Yesterday was very much a waiting game ahead of the Fed but the relaxing of easing conditions from the BOJ, broadening some of their scope, and a promise to ease further if required was enough to spur some early risk appetite as European stocks traded to a one week high, taking their lead from the stronger overnight session. The JPY which had weakened over 1% following the BOJ announcement, quickly clawed back its lost ground and even before the FOMC announcement last night the yen had rallied over 2% against the USD from its lows. I spoke yesterday about market being drip fed, where bad economic news and outlook proves to be positive for equity markets and drives currency direction. This is the environment we find ourselves in, the BOJ have to continue to act as their economy struggles for meaningful growth and against a permanently low inflation environment, in the US the Fed held off on raising rates, as expected, but the market reaction to the Feds view the economy is not firmly positioned to absorb a paltry 25bps rate hike is to surge higher. We saw this as US stocks closed up almost 1% while the USD declined across the board. Overnight, the RBNZ signaled their appetite to ease further whilst keeping rates on hold. This is the same story across many of the major central banks and is not painting a convincing picture of the global recovery, and yet this morning we find ourselves looking at green across the board as risk appetite soars.

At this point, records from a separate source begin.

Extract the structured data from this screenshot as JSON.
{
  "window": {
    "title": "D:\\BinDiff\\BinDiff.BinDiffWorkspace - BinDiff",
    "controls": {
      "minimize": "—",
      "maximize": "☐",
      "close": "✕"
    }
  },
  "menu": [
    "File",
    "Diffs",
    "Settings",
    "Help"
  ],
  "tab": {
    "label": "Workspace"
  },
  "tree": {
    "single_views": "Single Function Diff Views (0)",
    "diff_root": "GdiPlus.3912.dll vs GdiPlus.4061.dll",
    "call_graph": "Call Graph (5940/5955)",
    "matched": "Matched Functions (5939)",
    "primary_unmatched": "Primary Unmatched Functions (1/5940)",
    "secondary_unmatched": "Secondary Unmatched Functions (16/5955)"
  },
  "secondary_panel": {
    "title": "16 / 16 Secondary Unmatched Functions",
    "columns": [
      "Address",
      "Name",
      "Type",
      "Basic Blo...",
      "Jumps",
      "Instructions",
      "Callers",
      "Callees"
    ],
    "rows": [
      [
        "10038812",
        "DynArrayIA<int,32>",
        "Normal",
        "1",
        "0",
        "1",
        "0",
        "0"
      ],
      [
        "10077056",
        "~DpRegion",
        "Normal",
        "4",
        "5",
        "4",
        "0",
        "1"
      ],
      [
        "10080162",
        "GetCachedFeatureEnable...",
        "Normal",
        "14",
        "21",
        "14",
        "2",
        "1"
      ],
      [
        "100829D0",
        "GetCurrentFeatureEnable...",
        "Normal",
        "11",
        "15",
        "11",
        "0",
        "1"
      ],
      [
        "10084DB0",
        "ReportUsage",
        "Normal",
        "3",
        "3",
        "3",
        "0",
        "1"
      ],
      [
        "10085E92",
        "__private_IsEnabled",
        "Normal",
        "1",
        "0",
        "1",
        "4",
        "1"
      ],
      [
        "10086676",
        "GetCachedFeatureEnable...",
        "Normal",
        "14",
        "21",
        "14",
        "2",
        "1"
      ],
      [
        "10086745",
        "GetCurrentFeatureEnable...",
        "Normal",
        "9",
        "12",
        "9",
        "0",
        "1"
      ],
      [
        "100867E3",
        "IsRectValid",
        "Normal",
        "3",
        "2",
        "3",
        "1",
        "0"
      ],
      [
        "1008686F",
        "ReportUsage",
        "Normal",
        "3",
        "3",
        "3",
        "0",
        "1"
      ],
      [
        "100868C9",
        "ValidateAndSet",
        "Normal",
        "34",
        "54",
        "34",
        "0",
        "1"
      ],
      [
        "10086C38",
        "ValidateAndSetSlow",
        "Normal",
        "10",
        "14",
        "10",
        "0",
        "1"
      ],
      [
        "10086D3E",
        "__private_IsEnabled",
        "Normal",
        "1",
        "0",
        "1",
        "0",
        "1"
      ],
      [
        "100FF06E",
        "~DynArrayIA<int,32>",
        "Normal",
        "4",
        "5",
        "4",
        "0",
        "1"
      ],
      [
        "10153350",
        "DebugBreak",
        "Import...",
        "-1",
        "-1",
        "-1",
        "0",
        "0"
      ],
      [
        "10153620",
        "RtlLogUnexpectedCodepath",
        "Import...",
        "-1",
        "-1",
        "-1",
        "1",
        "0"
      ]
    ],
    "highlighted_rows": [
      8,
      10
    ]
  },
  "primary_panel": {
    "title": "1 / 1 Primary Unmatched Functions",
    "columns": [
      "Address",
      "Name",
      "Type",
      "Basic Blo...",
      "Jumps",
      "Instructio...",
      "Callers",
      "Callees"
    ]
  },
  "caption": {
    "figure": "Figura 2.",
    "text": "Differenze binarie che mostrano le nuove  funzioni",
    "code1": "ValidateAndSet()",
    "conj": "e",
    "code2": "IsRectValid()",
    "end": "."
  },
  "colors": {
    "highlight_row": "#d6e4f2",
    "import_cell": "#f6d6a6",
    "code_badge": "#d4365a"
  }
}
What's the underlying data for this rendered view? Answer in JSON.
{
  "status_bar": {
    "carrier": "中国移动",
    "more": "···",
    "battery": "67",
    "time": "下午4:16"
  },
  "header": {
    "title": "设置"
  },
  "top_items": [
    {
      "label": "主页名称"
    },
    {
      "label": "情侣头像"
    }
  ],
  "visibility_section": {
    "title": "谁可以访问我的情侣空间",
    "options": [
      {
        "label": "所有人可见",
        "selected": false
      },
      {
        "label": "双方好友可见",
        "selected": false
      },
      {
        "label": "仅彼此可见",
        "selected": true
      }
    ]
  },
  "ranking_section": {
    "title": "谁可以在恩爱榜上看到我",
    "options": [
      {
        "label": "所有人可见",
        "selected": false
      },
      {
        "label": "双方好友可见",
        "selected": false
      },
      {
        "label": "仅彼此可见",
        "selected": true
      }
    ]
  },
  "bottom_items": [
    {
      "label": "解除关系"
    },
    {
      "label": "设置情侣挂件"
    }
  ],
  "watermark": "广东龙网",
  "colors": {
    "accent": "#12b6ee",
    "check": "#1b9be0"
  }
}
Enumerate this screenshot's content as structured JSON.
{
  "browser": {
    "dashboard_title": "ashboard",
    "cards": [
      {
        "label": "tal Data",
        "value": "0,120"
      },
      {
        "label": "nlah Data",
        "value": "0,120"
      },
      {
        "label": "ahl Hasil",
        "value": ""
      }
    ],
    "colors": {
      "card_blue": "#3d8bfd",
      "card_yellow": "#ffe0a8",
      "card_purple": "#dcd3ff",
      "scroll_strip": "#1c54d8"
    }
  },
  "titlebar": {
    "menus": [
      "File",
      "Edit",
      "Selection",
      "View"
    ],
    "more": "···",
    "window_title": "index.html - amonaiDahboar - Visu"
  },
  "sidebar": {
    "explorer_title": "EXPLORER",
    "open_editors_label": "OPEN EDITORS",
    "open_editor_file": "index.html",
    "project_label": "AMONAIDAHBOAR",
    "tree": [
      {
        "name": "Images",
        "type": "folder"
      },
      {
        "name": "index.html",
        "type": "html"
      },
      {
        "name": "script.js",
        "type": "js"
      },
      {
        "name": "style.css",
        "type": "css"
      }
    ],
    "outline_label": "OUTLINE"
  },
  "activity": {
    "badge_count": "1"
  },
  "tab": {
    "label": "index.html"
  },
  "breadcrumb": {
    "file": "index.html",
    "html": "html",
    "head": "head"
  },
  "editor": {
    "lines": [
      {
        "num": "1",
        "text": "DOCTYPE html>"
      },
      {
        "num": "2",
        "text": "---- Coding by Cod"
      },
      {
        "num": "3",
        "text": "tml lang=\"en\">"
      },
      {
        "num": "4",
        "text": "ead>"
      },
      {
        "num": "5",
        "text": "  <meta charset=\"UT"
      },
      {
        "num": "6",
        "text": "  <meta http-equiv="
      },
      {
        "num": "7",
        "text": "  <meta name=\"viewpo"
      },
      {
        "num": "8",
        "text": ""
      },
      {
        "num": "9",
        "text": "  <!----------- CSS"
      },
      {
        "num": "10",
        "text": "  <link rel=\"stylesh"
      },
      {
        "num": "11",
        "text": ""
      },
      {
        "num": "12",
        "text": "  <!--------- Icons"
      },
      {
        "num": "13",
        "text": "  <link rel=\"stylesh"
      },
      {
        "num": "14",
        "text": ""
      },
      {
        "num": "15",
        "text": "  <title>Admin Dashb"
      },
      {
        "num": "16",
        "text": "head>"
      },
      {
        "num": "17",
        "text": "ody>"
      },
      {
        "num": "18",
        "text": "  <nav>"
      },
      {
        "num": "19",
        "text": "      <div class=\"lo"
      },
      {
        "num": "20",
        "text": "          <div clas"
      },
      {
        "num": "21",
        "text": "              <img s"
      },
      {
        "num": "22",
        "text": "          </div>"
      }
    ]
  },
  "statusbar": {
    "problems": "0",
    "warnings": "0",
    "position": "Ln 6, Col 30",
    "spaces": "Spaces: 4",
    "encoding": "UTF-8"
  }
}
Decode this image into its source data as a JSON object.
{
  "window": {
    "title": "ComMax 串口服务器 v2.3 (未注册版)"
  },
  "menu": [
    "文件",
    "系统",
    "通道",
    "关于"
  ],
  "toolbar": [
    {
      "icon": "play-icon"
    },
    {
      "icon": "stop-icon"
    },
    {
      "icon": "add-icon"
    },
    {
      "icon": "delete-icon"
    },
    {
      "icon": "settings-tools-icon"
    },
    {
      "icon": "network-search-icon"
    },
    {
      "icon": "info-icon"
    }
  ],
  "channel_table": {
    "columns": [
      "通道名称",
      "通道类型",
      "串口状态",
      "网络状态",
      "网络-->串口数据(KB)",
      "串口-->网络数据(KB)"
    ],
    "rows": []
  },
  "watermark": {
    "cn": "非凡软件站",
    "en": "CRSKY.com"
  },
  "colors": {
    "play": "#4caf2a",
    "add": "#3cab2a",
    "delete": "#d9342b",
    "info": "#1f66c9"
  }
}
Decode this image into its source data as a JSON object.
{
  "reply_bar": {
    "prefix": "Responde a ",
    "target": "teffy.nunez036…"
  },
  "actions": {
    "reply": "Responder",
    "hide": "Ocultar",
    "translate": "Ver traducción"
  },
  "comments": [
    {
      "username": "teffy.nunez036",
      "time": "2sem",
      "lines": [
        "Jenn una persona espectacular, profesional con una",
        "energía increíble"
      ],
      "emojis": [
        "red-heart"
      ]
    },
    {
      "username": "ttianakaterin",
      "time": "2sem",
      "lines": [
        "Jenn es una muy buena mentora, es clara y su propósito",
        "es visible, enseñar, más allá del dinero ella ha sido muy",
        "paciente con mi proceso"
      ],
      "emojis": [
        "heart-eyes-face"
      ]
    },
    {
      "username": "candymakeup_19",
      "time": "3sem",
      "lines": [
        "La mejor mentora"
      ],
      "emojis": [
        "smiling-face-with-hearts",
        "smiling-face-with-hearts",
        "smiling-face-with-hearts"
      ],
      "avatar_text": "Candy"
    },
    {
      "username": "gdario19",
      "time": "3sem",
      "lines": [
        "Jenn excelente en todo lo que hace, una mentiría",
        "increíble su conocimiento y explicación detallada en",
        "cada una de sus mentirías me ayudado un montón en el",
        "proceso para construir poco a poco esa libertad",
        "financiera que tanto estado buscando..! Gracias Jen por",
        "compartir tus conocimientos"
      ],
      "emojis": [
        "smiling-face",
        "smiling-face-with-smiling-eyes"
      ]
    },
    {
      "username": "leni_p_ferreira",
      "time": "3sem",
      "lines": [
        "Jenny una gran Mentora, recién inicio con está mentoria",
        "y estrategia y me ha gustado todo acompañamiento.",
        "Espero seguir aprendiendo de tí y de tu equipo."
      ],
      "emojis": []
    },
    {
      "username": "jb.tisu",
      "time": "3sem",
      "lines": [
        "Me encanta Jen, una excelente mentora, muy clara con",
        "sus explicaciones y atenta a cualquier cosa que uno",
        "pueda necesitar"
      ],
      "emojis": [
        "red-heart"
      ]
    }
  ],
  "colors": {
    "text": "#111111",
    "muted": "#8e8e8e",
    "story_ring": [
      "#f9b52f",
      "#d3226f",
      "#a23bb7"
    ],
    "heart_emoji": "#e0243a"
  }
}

The Fed did not surprise markets with their lack of action, and they were relatively hawkish in their views that December would be an appropriate time to raise rates, while also repeating the old lower for longer mantra. We have been guiding December for rate hikes since before Summer, as data from the US remains mixed, and now we face the final run in for the US election campaign. We cannot highlight enough, that the Fed will need to form a united front in their support for raising rates, similar to last year, if market are going to believe them. And the data will also have to support this. The last thing the Fed wants to do is to rock already fragile markets, so we need to see markets pricing in the hikes if they are to come to fruition. It is a long run into the December meeting and all data and Fed rhetoric will be key in convincing markets. The USD index has dropped some 1.2% from yesterday’s highs as dollar selling took over, even pre FOMC, GBPUSD rallied back above 1.3000, while EURUSD is back above 1.1200. USDJPY has dropped back as low as 100.09, although still holding firmly below 101.00. Jobless claims and home sales data headlines today’s economic calendar but for now the USD remains under pressure.
EURUSD runs into firm support sub 1.1140 but we are already well above that level now, intraday support around 1.1190 is key for upside momentum but for now we are heading towards 1.1270/80 area. Where we run into plenty of sellers right up to 1.1330.
GBPUSD also now supported at Mondays lows, around 1.2950, currently on an upward trajectory we are likely to run into first resistance around 1.3091. A break above here will open up addition upside potential for GBPUSD.
EURGBP remains within a 1 week range between .8560 and .8630, with intraday resistance around .8600. a break above should see a quick test back towards recent highs just over .8630.